Francis concludes that working people wanted change in Canada after the First World War but that there was not a widespread desire for violent revolution. Viewed in this light, the government and employer demonization and repression of working class organizations, leaders, and dissent during and after the war reveals the fragility of liberal freedoms and democracy in Canada. Looking back over the past century, Francis concludes that, “[w]hen faced with perceived threats to security…, the Canadian government, with the support of the press and much of the public, has responded…with Robert Borden’s stern hand of repression”(246). While parts of these conclusions may be debated, Seeing Reds is nonetheless an engaging and useful work which deserves a wide readership.

As his title suggests, Francis finds the roots of Canada’s “Red Scare” in the events of the First World War. Working class Canadians came to deeply resent the Borden government’s handling of the war effort which saw industrialists profit on munitions contracts, a soaring cost of living, high casualty rates devastate working families, the imposition of conscription of manpower but not wealth, and the internment of immigrant workers as dangerous “foreigners.” By war’s end, many working class Canadians felt the country had to change; their radical union and political leaders saw the revolutions unfolding in Germany and Russia as models for this change.

Certainly the Borden government, along with many business leaders and a large part of the middle class, saw the growing discontent sweeping the country as the beginnings of a revolution. In response, the government used its wartime powers to crush working class protests, strikes, and dissent — a campaign which continued until 1920 and included the suppression of radical unions and parties, the deportation and jailing of leftists, widespread censorship including the banning of foreign-language newspapers, the use of police and militia forces to break up strikes and protests, and the mainstream media’s demonization of “Reds” as dangerous and ruthless terrorists.

According to Francis, the full-blown repression of the scare began in the summer of 1918 when Canadian workers were in outright revolt. A strike wave rolled across the country, radicals led the union movement, there was an explosion of anger at the killing of the labour organizer and draft resister, Ginger Goodwin, and many were following the successes of the Bolsheviks in Russia. The scare culminated with state and employer actions — organized by the Citizen’s Committee of 1000 — to break the Winnipeg General Strike which the elite feared was part of a broader conspiracy to overthrow the “system.” For the government and industrialist “scaremongers,” this conspiracy could be traced back to, among other events, the Western Labor Conference in Calgary in March 1919 where radical union leaders had endorsed the formation of the revolutionary One Big Union.
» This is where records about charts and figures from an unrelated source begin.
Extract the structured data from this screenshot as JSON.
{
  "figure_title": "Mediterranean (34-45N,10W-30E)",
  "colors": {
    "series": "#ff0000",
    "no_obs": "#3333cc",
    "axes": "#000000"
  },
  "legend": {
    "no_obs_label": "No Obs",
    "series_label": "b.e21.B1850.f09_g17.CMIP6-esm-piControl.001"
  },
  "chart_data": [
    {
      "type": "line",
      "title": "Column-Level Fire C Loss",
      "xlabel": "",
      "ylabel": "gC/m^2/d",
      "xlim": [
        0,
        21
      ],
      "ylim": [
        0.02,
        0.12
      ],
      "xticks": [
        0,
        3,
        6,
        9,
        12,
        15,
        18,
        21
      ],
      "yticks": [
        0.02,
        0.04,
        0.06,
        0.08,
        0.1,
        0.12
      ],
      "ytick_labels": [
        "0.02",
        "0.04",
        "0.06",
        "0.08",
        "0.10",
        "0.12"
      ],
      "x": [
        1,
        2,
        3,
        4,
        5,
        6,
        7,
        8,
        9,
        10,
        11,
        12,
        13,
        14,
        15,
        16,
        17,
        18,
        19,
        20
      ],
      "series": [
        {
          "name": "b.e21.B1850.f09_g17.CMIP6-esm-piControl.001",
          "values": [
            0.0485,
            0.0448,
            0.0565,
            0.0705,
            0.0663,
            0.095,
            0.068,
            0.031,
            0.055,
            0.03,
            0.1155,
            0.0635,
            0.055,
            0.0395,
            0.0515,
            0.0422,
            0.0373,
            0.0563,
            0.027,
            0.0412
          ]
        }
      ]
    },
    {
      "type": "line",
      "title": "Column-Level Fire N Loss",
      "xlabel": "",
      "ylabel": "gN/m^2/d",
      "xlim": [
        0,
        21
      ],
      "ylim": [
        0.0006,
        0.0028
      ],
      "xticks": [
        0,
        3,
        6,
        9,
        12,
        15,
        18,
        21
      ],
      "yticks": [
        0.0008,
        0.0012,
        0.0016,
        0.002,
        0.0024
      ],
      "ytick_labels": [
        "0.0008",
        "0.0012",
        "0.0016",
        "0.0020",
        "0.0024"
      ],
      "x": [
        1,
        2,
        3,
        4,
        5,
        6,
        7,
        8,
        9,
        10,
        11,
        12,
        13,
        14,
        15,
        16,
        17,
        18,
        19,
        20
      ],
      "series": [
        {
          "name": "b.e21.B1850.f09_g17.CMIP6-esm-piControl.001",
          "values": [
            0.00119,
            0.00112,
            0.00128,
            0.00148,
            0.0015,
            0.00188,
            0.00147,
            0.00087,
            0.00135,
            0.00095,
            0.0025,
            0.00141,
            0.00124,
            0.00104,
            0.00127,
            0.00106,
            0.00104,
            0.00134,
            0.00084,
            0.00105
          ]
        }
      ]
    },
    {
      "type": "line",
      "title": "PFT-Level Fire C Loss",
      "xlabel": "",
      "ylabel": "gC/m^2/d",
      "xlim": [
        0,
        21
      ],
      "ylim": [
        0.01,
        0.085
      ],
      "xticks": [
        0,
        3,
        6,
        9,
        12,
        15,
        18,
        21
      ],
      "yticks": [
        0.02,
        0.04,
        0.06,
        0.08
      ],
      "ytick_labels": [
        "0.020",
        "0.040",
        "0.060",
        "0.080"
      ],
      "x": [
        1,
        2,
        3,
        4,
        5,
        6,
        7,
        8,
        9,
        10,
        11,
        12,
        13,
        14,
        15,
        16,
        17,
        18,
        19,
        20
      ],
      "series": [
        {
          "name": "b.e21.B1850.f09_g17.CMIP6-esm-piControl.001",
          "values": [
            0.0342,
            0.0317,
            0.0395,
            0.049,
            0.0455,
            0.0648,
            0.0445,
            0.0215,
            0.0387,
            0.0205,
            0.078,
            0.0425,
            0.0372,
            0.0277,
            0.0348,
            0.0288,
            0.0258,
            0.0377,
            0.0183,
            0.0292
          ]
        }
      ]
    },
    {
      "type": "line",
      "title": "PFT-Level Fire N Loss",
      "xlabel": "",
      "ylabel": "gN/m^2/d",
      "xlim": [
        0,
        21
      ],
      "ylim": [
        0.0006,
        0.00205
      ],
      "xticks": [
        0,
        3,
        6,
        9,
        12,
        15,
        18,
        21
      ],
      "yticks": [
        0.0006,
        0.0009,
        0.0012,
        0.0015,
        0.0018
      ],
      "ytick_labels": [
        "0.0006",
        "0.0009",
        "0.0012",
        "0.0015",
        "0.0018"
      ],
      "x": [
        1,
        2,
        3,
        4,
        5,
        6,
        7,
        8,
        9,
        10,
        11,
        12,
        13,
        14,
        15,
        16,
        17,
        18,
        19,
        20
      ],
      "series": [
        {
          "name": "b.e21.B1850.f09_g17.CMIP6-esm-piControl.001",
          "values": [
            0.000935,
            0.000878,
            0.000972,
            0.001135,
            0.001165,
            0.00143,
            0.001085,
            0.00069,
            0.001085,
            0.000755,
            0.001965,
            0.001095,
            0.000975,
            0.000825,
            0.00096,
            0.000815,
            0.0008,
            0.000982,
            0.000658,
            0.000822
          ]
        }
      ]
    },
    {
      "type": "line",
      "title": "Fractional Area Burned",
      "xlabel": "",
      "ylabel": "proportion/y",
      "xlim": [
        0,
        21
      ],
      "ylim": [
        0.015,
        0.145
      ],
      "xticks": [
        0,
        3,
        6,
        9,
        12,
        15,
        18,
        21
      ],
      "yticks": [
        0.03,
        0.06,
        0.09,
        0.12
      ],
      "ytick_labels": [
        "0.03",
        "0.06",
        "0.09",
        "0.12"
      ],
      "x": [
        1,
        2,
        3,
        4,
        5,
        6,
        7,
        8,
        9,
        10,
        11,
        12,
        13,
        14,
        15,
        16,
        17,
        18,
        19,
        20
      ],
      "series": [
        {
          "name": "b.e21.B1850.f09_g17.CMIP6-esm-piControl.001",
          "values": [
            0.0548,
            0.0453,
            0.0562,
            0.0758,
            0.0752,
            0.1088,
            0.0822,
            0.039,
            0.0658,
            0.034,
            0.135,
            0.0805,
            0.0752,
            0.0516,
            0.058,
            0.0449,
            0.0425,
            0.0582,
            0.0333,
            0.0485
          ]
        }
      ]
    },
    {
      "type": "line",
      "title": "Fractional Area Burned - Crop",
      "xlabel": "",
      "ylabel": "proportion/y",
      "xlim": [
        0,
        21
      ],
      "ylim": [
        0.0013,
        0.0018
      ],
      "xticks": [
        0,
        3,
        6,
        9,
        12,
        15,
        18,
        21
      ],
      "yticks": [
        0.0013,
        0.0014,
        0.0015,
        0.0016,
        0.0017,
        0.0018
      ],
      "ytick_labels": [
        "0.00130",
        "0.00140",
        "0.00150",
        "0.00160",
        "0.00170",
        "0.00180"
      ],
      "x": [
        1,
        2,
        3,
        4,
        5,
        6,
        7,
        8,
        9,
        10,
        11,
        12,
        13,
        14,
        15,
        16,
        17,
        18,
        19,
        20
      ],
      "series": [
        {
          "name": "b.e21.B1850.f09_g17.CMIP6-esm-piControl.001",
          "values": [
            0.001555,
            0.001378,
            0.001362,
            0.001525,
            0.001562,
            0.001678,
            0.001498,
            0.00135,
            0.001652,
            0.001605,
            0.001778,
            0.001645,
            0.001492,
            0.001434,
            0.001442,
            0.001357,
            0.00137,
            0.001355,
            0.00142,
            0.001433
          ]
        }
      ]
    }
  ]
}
Francis determines that the scare wound down after the courts found the Winnipeg strike leaders guilty of seditious conspiracy at the end of the famous “show trials” of 1920, which were prosecuted by members of the city’s elite.

All of this is written in a clear and compelling way. One problem, though, with viewing this critical period in Canadian history as a passing episode (a “scare”) is that it underestimates how long the repression went on. In British Columbia, one can see all of the same techniques of state and employer repression present in the breaking of the Wobbly-led logger strikes of 1923-4. At the same time, it is hard to disagree with the examples Francis presents in his conclusion of other moments when the Canadian government responded with repression to perceived threats to the stability of the state — from the Communist party activism of the 1930s to the current “war on terror.” This does reveal the fragile nature of freedom of expression and the rule of law in Canada. However, one could argue that Canada’s elite, rather than episodically, has always and continuously taken threats to its interests seriously. One feels, too, that the Strike Bulletin editor Abe Heap’s call at the end of the war for a “better day” does represent an ongoing desire and efforts by many to build a significantly different Canada. 

Seeing Reds: The Red Scare of 1918-1919, Canada’s First War on Terror
By Daniel Francis
Vancouver: Arsenal Pulp Press, 2010. 280 pp. Illus. 27.95 cloth.